4. (SBU) On Vatican-Vietnam relations, the Cardinal said there
were two views in circulation in political and Church circles.
One view is that "Vietnam cannot go ahead of China," which
Cardinal Man said Pope John Paul II implied was the case when
they met in Rome a few years earlier.
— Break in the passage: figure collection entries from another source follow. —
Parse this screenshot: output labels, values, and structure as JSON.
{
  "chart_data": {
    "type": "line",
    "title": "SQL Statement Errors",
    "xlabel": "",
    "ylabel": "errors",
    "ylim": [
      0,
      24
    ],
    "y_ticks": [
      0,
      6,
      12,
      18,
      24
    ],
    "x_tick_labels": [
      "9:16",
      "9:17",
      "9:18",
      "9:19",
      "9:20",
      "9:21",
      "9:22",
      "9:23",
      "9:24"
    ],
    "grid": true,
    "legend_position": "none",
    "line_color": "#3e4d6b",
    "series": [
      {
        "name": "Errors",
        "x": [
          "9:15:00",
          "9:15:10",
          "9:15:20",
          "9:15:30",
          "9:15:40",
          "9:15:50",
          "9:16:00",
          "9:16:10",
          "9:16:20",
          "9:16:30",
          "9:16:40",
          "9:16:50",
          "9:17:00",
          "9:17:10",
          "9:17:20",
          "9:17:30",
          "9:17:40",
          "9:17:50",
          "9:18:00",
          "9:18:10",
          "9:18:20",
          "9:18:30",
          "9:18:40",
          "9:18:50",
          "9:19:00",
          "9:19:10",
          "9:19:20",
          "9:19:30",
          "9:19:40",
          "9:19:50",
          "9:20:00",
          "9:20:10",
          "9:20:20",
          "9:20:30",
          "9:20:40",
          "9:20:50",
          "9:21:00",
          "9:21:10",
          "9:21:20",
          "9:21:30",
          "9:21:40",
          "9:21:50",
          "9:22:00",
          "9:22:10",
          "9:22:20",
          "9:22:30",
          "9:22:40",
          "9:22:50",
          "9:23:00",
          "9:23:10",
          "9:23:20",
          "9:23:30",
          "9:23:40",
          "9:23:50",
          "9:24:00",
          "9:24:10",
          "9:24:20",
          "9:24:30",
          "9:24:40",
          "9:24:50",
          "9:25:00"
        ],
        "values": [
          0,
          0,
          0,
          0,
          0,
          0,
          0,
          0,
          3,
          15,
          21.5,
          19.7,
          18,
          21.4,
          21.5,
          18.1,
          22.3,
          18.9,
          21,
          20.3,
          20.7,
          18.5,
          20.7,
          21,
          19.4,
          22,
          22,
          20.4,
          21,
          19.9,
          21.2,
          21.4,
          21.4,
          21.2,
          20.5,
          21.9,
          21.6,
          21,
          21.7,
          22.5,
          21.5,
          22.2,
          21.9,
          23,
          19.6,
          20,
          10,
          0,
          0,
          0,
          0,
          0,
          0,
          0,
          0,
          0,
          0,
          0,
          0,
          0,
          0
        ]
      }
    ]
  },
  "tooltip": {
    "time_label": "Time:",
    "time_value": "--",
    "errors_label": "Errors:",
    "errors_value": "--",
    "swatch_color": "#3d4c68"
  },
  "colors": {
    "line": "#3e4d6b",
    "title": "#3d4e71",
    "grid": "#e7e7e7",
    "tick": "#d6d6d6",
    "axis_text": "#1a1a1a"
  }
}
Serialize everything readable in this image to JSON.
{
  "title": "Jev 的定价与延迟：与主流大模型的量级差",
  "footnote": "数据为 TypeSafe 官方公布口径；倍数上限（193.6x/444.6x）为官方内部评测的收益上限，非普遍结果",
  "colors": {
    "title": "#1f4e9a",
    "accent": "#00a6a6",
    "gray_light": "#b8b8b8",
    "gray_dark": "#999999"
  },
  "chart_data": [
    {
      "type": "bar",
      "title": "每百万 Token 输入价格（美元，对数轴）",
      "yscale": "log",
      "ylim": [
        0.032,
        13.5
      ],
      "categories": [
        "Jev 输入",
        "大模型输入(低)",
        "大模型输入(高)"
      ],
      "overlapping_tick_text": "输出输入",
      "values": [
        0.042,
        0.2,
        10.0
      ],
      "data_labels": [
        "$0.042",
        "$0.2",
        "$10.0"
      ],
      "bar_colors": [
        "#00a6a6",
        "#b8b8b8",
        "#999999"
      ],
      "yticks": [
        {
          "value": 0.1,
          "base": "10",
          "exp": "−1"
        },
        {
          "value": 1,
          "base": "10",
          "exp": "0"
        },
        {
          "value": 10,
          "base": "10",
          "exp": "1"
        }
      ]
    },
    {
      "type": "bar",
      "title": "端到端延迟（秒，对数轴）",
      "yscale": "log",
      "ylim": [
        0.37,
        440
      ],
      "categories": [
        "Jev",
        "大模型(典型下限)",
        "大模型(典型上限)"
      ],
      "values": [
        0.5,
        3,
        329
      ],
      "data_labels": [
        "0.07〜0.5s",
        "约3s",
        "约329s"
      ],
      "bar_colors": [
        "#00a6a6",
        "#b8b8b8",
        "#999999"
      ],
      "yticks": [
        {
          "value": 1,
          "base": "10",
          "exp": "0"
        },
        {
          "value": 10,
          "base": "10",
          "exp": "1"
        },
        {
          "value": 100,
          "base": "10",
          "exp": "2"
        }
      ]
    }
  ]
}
The Cardinal also heard
that the GVN "is only interested in making friends with those
who have money right now" and that the GVN's current focus is on
economic development and attracting foreign investment.
Cardinal Man believes the GVN's recent decision to form a
Commission to explore Vietnam-Vatican ties was their way of
tabling the issue for future consideration.
The Cardinal on China
5. (SBU) Commenting on his recent trip to China, Man said Church
leaders there feel the main stumbling block to furthering
relations with the Vatican stem from the Chinese government's
perception that the Vatican does not "respect China's culture"
and is only interested in giving China "what they think China
needs." Man offered his view that the environment for Catholics
in Vietnam is much more open and permissive than in China.